Route parameters that carry non-serializable values — functions, class instances, `Date` objects, circular references — silently corrupt navigation state when React Navigation serializes the stack for deep linking, state persistence, or web URL synchronization. On top of serialization breakage, passing unsanitized user input directly as route parameters (from a text input or deep link) is an OWASP A03 / CWE-20 injection surface: a crafted parameter value can overwrite screen state or trigger unexpected navigation behavior. The Mobile Offline & Storage audit (`mobile-offline-storage`) documents the parallel risk in storage serialization — the same class of defect.

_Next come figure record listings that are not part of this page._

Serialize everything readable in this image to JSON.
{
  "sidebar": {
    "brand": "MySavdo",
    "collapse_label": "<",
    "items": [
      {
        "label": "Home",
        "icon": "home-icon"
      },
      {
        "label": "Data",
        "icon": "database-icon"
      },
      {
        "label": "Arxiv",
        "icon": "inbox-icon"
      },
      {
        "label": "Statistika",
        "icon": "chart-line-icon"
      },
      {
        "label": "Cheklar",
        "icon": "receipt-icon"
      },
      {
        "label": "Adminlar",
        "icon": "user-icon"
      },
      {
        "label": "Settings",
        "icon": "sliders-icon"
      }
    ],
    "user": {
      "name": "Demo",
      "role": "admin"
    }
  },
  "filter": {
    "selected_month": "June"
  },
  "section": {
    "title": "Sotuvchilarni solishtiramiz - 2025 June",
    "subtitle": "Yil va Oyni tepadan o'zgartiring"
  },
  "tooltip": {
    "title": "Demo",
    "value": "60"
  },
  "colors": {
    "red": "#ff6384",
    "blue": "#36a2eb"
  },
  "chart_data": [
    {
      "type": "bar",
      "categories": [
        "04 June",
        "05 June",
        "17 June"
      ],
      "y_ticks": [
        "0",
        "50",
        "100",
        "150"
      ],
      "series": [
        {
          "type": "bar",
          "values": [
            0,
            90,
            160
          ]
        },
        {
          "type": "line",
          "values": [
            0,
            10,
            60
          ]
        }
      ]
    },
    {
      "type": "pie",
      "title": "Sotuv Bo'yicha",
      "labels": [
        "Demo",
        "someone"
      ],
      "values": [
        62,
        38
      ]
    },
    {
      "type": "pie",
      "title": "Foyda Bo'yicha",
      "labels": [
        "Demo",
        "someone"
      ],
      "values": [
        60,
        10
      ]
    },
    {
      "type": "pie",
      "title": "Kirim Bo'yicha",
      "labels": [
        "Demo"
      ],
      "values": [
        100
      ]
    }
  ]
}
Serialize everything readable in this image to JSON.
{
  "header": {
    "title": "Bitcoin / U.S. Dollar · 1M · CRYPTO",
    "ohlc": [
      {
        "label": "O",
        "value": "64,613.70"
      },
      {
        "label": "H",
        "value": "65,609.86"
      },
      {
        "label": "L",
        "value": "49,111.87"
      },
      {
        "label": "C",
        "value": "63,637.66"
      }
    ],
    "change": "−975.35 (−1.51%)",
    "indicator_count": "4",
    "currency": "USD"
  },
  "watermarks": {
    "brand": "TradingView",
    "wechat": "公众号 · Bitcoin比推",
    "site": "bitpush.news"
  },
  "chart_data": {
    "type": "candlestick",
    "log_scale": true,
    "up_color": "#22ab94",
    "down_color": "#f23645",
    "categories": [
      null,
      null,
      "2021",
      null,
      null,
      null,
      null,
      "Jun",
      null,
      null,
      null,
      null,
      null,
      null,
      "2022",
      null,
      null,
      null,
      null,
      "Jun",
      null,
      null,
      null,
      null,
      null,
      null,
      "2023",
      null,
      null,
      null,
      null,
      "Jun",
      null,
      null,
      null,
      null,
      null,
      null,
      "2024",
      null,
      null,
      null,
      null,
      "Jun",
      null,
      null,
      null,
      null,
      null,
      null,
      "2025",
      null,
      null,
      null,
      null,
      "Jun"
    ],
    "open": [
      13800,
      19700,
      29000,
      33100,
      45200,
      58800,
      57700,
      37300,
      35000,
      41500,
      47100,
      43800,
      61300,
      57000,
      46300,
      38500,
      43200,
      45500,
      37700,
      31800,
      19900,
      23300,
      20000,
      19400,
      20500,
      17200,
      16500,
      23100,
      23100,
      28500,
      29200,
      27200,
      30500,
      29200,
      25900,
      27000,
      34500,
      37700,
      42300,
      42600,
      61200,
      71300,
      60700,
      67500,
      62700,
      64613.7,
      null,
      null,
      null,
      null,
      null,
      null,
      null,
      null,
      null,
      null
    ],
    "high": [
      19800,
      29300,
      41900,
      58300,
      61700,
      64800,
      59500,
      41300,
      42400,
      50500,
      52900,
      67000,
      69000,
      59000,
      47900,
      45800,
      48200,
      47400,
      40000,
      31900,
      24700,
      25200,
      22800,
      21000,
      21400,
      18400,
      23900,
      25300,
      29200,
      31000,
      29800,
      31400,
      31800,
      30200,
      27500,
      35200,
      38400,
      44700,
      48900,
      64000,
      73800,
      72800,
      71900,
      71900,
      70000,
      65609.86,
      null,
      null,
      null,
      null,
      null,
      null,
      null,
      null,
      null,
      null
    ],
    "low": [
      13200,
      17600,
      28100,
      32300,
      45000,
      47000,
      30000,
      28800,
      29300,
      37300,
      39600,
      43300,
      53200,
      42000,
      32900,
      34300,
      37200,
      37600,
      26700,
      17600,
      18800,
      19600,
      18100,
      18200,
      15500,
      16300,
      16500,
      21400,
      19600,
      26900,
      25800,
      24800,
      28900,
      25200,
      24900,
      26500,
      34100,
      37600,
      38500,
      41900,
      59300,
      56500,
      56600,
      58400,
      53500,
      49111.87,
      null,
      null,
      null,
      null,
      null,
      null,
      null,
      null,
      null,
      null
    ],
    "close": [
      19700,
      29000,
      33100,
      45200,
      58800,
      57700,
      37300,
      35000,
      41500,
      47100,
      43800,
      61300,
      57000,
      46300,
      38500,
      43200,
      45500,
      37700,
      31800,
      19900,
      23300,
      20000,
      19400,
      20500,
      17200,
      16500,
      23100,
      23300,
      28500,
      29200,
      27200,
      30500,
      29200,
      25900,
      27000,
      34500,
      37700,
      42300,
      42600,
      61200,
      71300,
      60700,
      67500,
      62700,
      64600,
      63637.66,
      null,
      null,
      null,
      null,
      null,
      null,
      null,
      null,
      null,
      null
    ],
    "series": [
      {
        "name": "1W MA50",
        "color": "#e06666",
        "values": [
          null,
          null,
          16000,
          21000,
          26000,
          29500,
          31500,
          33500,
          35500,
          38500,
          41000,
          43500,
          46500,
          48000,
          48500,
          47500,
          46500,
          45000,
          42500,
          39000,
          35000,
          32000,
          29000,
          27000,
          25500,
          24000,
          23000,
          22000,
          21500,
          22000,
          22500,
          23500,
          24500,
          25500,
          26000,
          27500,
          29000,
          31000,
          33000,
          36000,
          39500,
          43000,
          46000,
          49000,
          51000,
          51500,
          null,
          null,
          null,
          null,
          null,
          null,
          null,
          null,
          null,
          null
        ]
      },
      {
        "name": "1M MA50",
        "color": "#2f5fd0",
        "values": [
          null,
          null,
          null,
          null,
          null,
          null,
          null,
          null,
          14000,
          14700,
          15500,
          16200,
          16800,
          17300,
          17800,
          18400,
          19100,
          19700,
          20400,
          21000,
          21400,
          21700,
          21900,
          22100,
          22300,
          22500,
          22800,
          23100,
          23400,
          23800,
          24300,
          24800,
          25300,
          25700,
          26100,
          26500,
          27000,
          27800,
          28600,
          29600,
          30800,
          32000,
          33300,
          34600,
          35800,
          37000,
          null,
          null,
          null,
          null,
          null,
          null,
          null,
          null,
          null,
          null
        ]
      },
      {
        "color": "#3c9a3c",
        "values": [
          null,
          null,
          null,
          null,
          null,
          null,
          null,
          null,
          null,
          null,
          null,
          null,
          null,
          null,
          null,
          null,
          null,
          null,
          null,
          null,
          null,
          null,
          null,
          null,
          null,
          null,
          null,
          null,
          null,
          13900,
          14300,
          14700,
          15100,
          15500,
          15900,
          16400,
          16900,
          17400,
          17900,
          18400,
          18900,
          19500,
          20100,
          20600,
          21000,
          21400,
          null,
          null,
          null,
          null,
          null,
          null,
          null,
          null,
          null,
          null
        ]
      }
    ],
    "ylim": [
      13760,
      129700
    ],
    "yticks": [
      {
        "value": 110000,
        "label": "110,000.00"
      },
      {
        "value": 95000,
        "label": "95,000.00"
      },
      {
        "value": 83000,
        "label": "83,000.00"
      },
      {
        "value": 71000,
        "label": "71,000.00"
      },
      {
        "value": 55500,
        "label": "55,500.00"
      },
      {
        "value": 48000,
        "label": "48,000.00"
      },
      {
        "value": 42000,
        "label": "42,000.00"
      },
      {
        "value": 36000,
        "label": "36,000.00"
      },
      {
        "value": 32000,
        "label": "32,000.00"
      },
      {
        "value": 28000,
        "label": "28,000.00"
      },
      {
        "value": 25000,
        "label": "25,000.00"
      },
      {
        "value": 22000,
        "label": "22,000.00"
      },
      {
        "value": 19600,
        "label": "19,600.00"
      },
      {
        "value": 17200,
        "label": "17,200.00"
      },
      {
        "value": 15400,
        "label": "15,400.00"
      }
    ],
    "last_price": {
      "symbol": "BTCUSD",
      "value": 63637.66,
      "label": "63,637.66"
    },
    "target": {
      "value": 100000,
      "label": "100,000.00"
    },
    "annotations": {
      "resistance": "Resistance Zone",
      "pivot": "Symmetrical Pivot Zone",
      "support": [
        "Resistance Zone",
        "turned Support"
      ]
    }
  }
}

Why this severity: Medium because non-serializable params break navigation state persistence and deep linking, while unsanitized user-sourced params introduce an injection vector per CWE-20 and OWASP A03.

Navigation listeners added via `navigation.addListener()` that are never unsubscribed accumulate across screen mounts. Each time the screen re-enters the stack — through forward navigation, tab switches, or deep links — another listener stacks on top of the previous ones. The result is duplicate event firings: a `focus` handler that fires once on first mount fires twice after the second mount, three times after the third. This causes duplicate API calls, doubled analytics events, and in apps with optimistic state updates, race conditions that corrupt UI state. CWE-401 (Memory Leak) and ISO 25010:2011 reliability both cover this class of resource leak.

Why this severity: Low because listener leaks cause duplicate event firing and memory accumulation rather than data exposure or crashes, but they compound with every navigation cycle and degrade reliability over a session.